Three men were arrested on June 5 for their roles in a scheme involving a company called Gigapix that allegedly defrauded hundreds of victims by promising large returns on movie investments and a production company’s imminent public offering.
Two defendants Gregory Pusateri, 49, of Woodland Hills, and David Pritchard, 66, of Malibu, were arrested last Thursday morning by federal authorities. Pritchard had recently been staying with a friend in Hollywood.
A third defendant in the case – Christopher Blauvelt, 58, of Woodland Hills, was arrested in Goleta, California, and a fourth defendant in the case, Cheri Brown, 65, of Studio City, agreed to surrender to authorities.
The four defendants were charged in a 36-count indictment returned under seal by a federal grand jury on May 15. The indictment accuses the defendants of mail fraud, wire fraud, attempted wire fraud and offering for sale unregistered securities.
The case centers on Gigapix, which was founded by Blauvelt in 2002 and took on Pritchard as a partner in 2006. The indictment alleges that between 2006 and 2012, Blauvelt and Pritchard hired telemarketers to solicit potential investors, who were told that Gigapix was an animation company similar to Pixar Animation Studios, and that Gigapix was developing projects expected to generate large profits when the company went public. Brown and Pusateri were among the top salespeople for Gigapix, according to the indictment.
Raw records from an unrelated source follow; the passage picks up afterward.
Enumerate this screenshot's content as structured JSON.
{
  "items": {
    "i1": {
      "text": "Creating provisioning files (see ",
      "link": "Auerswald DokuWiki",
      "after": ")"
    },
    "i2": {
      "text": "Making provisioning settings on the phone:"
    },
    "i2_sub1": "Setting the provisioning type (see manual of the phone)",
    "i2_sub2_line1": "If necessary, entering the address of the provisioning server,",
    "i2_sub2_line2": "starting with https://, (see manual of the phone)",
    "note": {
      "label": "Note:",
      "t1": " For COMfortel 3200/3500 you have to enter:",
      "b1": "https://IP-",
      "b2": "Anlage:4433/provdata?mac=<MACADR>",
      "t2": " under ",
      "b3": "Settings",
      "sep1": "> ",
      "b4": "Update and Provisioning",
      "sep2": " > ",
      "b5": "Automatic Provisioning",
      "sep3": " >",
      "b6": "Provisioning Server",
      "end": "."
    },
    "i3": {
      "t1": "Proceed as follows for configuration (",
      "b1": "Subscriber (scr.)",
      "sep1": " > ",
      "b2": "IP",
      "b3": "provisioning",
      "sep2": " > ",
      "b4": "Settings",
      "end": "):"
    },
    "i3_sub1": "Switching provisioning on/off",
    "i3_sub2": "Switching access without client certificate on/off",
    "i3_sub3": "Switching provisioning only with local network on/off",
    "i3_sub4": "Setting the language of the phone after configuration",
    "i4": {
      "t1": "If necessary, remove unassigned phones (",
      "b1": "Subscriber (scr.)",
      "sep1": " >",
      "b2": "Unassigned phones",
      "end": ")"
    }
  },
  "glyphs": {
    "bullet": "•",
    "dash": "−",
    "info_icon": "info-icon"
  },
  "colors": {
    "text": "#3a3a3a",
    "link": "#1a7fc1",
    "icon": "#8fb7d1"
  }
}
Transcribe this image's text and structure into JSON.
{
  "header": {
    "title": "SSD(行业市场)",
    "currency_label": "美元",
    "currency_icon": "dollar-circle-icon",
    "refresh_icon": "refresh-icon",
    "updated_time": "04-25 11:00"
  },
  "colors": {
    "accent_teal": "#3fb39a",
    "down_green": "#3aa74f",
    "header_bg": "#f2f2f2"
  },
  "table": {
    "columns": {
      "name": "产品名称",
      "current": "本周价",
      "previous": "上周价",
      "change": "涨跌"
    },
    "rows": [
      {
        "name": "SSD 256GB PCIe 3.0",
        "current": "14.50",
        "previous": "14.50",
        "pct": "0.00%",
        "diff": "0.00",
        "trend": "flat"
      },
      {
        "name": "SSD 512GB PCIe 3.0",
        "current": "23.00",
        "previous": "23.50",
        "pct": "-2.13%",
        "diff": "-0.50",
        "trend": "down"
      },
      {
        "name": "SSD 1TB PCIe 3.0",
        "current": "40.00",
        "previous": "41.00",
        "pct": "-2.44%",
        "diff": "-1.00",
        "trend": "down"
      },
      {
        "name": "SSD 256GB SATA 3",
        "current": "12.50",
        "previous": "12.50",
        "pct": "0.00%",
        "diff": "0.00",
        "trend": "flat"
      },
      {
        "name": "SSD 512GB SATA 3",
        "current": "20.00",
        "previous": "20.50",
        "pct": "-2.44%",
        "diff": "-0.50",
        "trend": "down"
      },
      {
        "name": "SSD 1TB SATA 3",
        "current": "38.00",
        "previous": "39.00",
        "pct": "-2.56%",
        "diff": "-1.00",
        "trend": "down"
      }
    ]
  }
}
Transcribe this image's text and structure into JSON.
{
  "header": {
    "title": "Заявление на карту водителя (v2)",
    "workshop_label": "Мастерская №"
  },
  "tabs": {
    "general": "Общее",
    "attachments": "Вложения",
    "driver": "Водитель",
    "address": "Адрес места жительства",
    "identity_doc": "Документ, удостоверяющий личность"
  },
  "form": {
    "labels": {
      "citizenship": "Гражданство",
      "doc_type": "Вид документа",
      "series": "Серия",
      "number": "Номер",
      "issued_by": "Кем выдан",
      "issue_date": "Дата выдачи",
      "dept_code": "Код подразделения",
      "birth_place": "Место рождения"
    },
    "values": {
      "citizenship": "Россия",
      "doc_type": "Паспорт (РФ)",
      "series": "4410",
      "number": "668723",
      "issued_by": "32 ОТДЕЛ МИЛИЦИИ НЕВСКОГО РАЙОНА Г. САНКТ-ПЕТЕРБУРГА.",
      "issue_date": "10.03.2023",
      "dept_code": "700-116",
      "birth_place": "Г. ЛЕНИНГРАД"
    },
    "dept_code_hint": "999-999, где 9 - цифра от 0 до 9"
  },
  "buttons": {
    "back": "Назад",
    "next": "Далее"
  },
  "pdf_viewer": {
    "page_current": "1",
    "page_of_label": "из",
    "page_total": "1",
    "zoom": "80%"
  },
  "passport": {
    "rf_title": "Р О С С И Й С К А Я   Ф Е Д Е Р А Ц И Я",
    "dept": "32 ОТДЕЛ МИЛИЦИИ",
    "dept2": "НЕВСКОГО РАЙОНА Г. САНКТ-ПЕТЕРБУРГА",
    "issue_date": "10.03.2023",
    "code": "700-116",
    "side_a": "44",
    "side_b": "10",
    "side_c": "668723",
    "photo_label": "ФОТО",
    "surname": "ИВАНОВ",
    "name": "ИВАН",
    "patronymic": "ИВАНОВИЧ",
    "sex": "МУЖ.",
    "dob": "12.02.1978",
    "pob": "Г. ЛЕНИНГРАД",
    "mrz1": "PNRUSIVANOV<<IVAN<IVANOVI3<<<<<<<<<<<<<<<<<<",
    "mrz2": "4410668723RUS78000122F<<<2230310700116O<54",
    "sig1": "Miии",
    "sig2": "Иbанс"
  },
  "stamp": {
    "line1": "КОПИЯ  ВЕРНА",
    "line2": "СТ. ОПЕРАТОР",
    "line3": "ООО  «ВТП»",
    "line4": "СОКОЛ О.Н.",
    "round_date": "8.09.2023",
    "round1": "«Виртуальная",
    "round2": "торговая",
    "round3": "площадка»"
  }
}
The indictment alleges that telemarketers — known as “fronters” — used lead lists purchased by the defendants to find potential investors and then used scripts touting the supposed merits of Gigapix. When investors expressed an interest, materials about the investment were mailed. At that time, the potential investor was turned over to Brown and Pusateri — who were known as “closers” — to collect their money.
In or around 2008, the defendants allegedly shifted their focus to raise funds to produce a movie titled “OZ3D”, while continuing to solicit funds for Gigapix. The indictment alleges that the defendants made numerous misrepresentations to potential investors and withheld material facts. For example, the indictment alleges that investors were told that Gigapix was a financially successful company, that they would receive high returns on their investments in less than 18 months, and that the investments carried little or no risk. Investors were also told there was an urgency to invest in Gigapix and “OZ3D” because the window of opportunity to invest and the number of shares available were limited.
The indictment further alleges that less than 5 percent of the investors’ money was used to finance the film, and that of the millions raised for the Gigapix investment, less than 20 percent of the funds were spent on the production of movies or television shows. The majority of the money raised from investors was spent on salaries, commissions and overhead, according to the indictment.
Approximately 750 victims lost approximately $22.6 million – that they invested in Gigapix and “OZ3D”. If convicted, the defendants face decades in federal prison. The mail fraud and wire fraud counts, for example, carry statutory maximum penalties of 20 years in prison for each count.